Le Salvador a acheté du Bitcoin comme réserve stratégique. Les Émirats arabes unis et Singapour testent des obligations tokenisées. La Chine avance rapidement sur son e-yuan.
Mais peu de nations combinent à la fois tokenisation d’actifs réels, ouverture aux plateformes privées et projet de stablecoin souverain. Le modèle pakistanais pourrait devenir une référence pour les économies émergentes.
| Pays | Initiative principale | Échelle |
|---|---|---|
| Pakistan | Tokenisation + stablecoin potentiel | Jusqu’à 2 milliards $ |
| Salvador | Réserve Bitcoin | Plusieurs milliers de BTC |
| Émirats | Obligations tokenisées | Projets pilotes |
| Chine | e-CNY (CBDC) | Déploiement national |
Quel impact sur les investisseurs et les citoyens ?
Pour les investisseurs internationaux, l’accès à des actifs pakistanais tokenisés pourrait ouvrir une nouvelle classe d’actifs : la dette émergente sur blockchain, avec rendement potentiellement attractif.
Pour les citoyens pakistanais, un stablecoin local faciliterait les paiements quotidiens et les transferts d’argent depuis l’étranger, souvent coûteux via les circuits traditionnels.
À plus long terme, une adoption réussie pourrait attirer des talents tech, des startups blockchain et des investissements étrangers dans l’infrastructure numérique.
Les prochaines étapes à surveiller
Les six prochains mois seront décisifs. Les parties doivent transformer ce MoU en contrats formels, sous réserve d’approbation réglementaire.
Il faudra aussi observer l’avancement du cadre légal complet, les tests techniques de tokenisation et les premières émissions pilotes.

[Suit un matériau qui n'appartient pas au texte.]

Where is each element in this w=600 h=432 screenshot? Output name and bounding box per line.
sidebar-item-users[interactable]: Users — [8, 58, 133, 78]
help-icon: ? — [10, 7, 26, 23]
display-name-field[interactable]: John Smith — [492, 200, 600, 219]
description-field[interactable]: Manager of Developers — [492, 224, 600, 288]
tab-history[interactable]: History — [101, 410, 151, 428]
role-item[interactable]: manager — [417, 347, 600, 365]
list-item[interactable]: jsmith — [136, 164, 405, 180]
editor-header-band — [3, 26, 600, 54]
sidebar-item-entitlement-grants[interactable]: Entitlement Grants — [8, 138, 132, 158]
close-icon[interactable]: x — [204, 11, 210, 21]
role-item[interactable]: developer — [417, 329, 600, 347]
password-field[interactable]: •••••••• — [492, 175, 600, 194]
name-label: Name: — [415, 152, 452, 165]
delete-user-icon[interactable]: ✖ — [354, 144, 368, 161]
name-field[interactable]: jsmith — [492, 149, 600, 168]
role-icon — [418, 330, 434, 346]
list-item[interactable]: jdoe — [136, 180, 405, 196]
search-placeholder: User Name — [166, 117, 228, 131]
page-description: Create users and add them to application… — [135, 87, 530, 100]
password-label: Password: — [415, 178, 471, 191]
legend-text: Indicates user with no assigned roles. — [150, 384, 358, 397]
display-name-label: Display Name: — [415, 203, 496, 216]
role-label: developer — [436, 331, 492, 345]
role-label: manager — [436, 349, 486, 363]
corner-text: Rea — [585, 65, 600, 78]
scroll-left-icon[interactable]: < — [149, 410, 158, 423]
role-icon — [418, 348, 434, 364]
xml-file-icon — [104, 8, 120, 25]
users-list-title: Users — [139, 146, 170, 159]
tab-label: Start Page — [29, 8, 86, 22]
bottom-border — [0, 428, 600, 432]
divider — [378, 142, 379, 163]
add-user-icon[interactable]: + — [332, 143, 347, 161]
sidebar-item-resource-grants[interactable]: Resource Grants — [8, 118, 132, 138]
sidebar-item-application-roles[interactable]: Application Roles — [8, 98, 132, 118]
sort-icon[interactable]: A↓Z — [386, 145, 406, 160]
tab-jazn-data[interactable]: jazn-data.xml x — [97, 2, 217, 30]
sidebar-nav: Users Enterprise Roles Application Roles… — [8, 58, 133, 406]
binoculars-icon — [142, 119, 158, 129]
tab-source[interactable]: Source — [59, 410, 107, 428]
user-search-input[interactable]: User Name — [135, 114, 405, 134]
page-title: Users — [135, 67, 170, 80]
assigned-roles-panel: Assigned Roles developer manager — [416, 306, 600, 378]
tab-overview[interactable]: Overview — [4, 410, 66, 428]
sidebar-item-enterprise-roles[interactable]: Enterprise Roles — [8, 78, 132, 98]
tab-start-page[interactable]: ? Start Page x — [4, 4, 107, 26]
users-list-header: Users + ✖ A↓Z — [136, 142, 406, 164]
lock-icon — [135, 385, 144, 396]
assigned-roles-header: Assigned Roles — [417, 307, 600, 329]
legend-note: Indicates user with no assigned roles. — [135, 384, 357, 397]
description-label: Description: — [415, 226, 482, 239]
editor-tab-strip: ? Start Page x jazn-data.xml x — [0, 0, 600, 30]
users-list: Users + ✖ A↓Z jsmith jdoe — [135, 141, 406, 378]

Si tout se passe bien, le Pakistan pourrait devenir un laboratoire grandeur nature pour la finance publique sur blockchain dans les pays en développement.
Cette histoire est encore en train de s’écrire. Entre ambition légitime et prudence nécessaire, le chemin s’annonce passionnant. Une chose est sûre : le monde crypto regarde Islamabad avec une attention nouvelle.
Et vous, pensez-vous que ce type d’initiative peut réellement transformer l’économie d’un pays émergent ? L’avenir nous le dira, mais le Pakistan vient clairement de poser une pièce majeure sur l’échiquier blockchain mondial.